A new report lists the top ten most expensive insurance markets under the Affordable Care Act. One of them is in Connecticut.
The top ten are a mix of places you might expect, and places you might not. Fairfield County is ranked ninth. The Colorado region around Aspen and Vail are first. In between them are southwest Georgia, rural Nevada, most of Wyoming, and all of Vermont.
Fairfield County is different. It's the only area in the top ten with a mix of rich suburbs and poor inner cities.
Jordan Rau, senior correspondent with Kaiser Health News, did the analysis.
"They're not places that you think of -- Beverly Hills or New York City, really expensive cost-of-living places. Those aren't the places that are the most expensive in the country," Rau said. "They're largely rural areas, somewhat isolated, often with just one or two providers."
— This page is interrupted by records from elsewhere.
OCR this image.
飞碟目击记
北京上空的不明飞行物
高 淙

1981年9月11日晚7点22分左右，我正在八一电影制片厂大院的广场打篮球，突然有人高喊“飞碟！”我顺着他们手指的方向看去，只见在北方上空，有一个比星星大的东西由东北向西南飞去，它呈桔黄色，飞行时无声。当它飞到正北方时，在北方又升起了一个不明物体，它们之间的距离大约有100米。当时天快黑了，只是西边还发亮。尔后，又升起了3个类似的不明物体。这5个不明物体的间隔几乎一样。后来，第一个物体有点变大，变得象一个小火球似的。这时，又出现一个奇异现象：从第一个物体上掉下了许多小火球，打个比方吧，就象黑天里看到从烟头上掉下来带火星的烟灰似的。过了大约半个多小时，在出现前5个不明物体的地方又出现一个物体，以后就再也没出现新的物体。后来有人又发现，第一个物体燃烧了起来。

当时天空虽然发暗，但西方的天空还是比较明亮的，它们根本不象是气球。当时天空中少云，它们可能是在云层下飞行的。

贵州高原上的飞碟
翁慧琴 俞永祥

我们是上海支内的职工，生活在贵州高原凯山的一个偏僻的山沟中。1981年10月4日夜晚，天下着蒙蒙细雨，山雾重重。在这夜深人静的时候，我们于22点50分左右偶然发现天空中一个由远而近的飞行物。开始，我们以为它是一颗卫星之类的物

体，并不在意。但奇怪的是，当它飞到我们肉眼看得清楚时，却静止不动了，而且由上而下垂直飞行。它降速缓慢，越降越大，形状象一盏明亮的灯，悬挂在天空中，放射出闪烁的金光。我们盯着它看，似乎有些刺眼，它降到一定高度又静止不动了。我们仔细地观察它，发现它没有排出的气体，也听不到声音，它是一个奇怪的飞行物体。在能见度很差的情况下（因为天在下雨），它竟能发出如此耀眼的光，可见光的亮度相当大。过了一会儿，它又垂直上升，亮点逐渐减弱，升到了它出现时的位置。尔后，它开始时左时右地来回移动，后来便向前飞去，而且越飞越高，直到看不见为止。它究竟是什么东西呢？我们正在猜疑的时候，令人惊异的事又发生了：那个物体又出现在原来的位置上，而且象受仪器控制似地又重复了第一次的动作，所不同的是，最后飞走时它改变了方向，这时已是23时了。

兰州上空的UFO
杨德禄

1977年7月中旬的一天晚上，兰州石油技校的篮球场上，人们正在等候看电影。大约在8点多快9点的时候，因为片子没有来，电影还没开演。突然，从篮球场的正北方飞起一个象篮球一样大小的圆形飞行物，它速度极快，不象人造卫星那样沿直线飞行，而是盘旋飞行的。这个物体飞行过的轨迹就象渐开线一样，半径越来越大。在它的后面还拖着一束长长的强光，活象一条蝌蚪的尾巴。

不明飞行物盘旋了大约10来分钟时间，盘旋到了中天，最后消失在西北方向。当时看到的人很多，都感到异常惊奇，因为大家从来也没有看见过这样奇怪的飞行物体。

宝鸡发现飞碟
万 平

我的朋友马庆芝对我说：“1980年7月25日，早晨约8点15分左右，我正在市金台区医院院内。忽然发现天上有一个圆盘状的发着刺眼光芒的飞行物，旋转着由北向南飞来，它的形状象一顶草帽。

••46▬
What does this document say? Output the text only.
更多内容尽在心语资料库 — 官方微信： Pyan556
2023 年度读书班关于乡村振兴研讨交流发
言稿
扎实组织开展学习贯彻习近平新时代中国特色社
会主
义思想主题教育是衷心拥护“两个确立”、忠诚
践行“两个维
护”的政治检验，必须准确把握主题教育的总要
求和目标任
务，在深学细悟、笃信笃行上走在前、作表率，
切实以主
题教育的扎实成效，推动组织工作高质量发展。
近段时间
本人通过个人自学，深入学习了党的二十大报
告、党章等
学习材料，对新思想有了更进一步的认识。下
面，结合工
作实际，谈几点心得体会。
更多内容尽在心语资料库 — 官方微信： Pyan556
Rau said it's not entirely clear what leads to the results. In uncompetitive areas, doctors and hospitals may be able to name their price -- and insurance companies pay them. And some places may also have sicker people who use more services. But Fairfield County is different. It was the only area in the top ten with a mix of rich suburbs and poor inner cities.
"One thing is that, in Fairfield, with the exception of Bridgeport, which has two hospitals, all the other cities or towns, the major ones, just have one hospital," he said. "So that's a possibility -- that the insurers just had to set their price."
The average monthly premium for the most popular plans under Obamacare is $383 in Fairfield. That's 21 percent higher than a similar plan in Hartford County, and seven percent higher than in New Haven County. Rau said this new data, along with data in subsequent years, will help get closer to what he says are the real cost drivers in healthcare -- the providers.
"What, within that, is driving it?" Rau asked. "Is that people are using particular services at a very high rate? Is it that particular specialities are charging exorbitant amounts? Is it that hospitals are really leveraging their market power to get as much money as possible?"
Those are questions Rau hopes to be able to answer in the next few years.